Il Terzo settore come motore democratico

"Le comunità possono essere chiuse e opprimenti. Noi al contrario dobbiamo costruirne di giuste e solidali: abituiamoci a pensare il Terzo settore come motore democratico, di innovazione partecipativa. Mai come oggi c’è bisogno che diventi l’obiettivo pedagogico della cittadinanza organizzata". L'intervento dell'esperta di comunicazione, docente Fqts (Formazione Quadri Terzo Settore) e dirigente Arci

di Francesca Coleti

Solo qualche anno fa bastava affermare di essere impegnato nel Terzo settore per vedere negli altri sconcerto e maldestri tentativi di dissimulare con le parole la scarsa conoscenza del settore. La Riforma, negli ultimi anni, ha permesso di fare molti passi in avanti, e oggi finalmente la percezione di chi guarda dall’esterno questo mondo è più nitida: dagli Enti di Terzo settore ci si attende intervento sociale, prontezza nelle emergenze, presenza là dove manca lo Stato. Non solamente rispetto alle questioni sociali, ma anche a quelle ambientali, educative e culturali. Al di là di questo senso comune resta però tra gli addetti ai lavori l’idea di un Terzo settore capace di essere attore di sviluppo, e di riconoscerne la capacità di agire, più che di visione.
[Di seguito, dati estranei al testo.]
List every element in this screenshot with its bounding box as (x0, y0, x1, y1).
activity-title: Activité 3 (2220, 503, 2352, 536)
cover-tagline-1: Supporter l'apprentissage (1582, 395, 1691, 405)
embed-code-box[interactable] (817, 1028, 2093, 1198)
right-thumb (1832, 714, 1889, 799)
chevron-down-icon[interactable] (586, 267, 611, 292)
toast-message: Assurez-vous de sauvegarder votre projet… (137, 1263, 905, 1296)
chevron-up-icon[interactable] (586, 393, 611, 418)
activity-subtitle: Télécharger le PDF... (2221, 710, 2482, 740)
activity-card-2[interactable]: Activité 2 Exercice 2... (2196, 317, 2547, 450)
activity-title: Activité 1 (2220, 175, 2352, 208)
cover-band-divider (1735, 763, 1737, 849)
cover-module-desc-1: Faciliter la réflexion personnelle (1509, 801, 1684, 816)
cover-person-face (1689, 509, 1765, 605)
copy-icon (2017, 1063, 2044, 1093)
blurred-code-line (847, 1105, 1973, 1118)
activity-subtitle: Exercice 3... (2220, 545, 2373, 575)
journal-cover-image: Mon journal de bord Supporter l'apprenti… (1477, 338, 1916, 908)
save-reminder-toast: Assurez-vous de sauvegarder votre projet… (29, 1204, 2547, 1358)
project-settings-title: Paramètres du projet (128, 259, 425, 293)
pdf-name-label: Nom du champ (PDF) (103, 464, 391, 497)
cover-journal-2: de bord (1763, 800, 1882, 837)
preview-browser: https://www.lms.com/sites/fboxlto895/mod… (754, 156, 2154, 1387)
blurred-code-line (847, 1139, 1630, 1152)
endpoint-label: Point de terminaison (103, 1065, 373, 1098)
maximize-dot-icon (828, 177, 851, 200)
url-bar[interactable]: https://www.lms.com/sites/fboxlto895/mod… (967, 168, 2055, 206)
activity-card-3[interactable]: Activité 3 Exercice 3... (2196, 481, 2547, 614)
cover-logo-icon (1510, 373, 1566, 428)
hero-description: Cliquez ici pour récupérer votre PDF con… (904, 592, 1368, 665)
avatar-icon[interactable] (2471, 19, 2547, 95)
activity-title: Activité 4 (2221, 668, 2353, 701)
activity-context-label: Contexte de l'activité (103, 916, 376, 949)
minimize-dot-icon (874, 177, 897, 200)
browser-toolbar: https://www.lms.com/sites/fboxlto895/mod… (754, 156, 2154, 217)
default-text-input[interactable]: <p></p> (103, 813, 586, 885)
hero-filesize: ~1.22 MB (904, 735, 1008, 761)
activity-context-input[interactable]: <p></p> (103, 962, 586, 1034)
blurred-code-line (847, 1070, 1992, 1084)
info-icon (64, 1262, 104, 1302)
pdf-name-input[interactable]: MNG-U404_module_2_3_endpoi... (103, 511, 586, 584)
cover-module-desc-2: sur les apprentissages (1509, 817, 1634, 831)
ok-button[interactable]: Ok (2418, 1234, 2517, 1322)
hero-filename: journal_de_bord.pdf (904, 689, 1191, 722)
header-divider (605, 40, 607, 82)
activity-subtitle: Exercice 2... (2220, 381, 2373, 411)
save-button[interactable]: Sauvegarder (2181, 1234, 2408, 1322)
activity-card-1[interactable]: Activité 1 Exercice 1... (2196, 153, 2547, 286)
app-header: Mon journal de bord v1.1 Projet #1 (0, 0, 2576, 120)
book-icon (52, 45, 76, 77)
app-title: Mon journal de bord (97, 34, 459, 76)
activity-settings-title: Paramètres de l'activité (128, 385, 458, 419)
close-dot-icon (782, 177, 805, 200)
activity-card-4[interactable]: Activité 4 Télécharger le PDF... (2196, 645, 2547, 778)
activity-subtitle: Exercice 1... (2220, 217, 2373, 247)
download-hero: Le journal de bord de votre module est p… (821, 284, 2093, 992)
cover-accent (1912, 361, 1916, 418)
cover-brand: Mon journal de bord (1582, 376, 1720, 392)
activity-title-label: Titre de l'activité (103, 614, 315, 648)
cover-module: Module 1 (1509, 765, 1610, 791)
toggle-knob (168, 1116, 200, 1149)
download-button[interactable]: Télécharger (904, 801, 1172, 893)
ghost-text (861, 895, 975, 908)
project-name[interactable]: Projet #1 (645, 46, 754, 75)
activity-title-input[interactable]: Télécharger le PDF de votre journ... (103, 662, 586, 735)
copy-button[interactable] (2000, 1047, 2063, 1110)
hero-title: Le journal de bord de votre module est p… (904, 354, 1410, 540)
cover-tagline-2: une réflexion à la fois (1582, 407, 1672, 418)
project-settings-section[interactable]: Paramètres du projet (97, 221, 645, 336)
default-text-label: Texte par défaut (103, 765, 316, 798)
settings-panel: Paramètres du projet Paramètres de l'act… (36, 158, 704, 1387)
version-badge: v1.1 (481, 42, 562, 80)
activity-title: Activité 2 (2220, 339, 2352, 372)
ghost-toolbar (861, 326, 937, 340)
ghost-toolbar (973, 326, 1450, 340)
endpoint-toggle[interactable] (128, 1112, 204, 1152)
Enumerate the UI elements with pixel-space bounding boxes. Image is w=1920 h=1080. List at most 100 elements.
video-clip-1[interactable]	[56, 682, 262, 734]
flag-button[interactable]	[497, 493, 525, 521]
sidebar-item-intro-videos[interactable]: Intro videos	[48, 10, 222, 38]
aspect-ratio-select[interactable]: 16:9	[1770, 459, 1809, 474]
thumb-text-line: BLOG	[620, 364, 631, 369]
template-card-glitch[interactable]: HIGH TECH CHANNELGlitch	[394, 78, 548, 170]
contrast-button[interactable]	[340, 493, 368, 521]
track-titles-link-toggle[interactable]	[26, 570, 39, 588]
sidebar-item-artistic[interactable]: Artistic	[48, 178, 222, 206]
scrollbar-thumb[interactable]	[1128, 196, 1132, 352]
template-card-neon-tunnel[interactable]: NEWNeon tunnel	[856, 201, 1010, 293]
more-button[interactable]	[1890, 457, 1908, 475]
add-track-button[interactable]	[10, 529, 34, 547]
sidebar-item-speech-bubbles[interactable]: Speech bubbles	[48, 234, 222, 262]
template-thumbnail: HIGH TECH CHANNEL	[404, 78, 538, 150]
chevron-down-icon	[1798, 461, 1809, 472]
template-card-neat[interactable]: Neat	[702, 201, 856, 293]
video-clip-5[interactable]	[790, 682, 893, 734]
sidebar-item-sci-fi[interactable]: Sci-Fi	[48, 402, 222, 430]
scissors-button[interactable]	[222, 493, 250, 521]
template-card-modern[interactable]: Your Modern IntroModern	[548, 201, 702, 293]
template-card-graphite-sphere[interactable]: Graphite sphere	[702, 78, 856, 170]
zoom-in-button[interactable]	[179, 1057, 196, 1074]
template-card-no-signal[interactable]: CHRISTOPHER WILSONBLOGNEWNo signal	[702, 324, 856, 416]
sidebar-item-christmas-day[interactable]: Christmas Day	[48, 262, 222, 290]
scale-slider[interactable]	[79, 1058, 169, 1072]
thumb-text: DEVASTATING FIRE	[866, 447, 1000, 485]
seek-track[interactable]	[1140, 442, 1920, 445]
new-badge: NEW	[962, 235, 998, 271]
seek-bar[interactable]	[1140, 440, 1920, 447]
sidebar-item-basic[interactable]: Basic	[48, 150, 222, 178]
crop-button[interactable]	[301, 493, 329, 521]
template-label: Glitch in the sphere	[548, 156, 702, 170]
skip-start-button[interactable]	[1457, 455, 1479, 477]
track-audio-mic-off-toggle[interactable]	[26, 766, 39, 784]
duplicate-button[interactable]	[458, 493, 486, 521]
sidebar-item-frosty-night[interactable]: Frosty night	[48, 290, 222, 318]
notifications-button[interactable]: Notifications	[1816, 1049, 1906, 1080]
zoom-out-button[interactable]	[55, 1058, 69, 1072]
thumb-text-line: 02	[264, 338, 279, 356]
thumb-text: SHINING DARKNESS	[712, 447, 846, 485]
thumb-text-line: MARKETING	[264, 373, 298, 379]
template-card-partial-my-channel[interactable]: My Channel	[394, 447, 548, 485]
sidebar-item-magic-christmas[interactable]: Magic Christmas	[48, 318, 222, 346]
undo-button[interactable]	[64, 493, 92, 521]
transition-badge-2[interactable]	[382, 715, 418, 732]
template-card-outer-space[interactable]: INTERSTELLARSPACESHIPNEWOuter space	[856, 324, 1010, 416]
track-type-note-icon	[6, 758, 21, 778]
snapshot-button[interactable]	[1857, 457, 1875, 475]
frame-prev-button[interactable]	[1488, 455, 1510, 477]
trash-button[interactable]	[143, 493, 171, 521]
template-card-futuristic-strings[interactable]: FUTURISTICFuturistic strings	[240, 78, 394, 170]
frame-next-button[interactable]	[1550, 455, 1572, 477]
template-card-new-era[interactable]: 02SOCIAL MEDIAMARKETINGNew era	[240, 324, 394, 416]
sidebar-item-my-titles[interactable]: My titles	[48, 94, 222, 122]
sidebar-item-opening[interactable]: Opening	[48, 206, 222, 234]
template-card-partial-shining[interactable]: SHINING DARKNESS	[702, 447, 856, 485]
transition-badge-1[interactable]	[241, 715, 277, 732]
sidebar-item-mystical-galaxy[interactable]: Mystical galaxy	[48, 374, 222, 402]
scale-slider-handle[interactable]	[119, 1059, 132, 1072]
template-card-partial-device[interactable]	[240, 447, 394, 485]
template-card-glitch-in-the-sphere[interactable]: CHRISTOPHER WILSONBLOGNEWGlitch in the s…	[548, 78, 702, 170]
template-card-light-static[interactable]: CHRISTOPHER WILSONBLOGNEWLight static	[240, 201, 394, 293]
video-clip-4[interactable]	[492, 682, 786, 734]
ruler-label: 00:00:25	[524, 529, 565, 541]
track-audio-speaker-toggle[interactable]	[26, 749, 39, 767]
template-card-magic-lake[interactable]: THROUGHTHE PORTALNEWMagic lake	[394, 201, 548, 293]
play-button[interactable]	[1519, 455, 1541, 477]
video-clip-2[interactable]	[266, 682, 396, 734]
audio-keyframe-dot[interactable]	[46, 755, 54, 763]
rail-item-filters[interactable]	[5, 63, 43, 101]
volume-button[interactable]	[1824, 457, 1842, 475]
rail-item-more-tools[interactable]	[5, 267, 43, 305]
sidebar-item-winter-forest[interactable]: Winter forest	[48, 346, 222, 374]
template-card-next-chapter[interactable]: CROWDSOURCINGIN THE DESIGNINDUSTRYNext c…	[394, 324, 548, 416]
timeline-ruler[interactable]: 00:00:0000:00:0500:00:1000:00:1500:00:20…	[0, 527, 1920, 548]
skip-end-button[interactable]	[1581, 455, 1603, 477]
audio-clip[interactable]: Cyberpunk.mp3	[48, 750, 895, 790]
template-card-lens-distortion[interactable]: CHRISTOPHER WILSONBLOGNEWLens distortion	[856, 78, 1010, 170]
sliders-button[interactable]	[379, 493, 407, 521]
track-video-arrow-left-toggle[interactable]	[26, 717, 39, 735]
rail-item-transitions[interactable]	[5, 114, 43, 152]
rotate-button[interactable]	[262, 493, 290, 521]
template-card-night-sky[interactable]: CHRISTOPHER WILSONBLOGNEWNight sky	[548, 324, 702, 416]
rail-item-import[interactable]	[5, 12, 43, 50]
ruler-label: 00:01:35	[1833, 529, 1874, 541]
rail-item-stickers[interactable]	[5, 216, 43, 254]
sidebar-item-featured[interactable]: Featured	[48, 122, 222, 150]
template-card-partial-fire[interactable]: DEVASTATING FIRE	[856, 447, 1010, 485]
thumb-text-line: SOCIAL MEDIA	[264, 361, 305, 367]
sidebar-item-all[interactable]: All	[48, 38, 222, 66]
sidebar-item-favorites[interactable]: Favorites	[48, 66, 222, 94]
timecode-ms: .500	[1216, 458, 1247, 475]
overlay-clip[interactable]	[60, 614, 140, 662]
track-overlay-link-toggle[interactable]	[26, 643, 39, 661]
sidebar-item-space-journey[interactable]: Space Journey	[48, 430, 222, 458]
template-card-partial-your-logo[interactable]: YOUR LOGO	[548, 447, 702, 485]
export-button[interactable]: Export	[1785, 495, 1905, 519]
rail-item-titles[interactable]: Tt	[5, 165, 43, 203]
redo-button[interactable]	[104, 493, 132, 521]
Ma impegnarsi per cambiare in meglio la propria condizione e quella degli altri vuol dire anche fare politica. Costruire elaborazione dalle sperimentazioni, confronto dall’azione, animare ed aggregare persone e gruppi, promuovere partecipazione attorno alle proposte e formularne altre: affinare queste sensibilità e padroneggiarne strumenti e metodologie è centrale per la Formazione Quadri del Terzo settore. Senza, si rischia di rimanere esclusi dalle discussioni sulle politiche e sui programmi, tanto da chi confina l’innovazione sociale alla prototipazione aziendale quanto da chi, dietro alla sussidiarietà, vede nascosto l’interesse privato.

Altra questione. Sciogliamo l’equivoco delle comunità. C’è coesione nelle comunità escludenti. Per chi sta dentro, lasciando fuori quelli in mezzo al mare. C’è un’idea di famiglia nelle comunità opprimenti, dove le donne restano a casa e un figlio che ama un altro ragazzo a casa ci sta nascosto sotto chiave. Sono tante le comunità immobili, dove l’ambizione di un giovane può arrivare al massimo a continuare il lavoro del padre. Per costruire comunità più giuste e solidali bisogna condividere idee e contenuti, imparare ad affrontare paure e conformismi, confrontarsi con i rapporti di forza, affrancarsi dalle logiche di potere e promuovere l’agire libero e creativo delle persone più fragili. Riconoscere i conflitti e imparare a gestirli, saper negoziare. Comunicare valori, dialogare senza pregiudizi. Divenire più consapevoli del ruolo politico. Valorizzare il possibile, accogliere le differenze. Abituiamoci a pensare il Terzo settore come motore democratico, di innovazione partecipativa. Mai come oggi c’è bisogno che diventi l’obiettivo pedagogico della cittadinanza organizzata.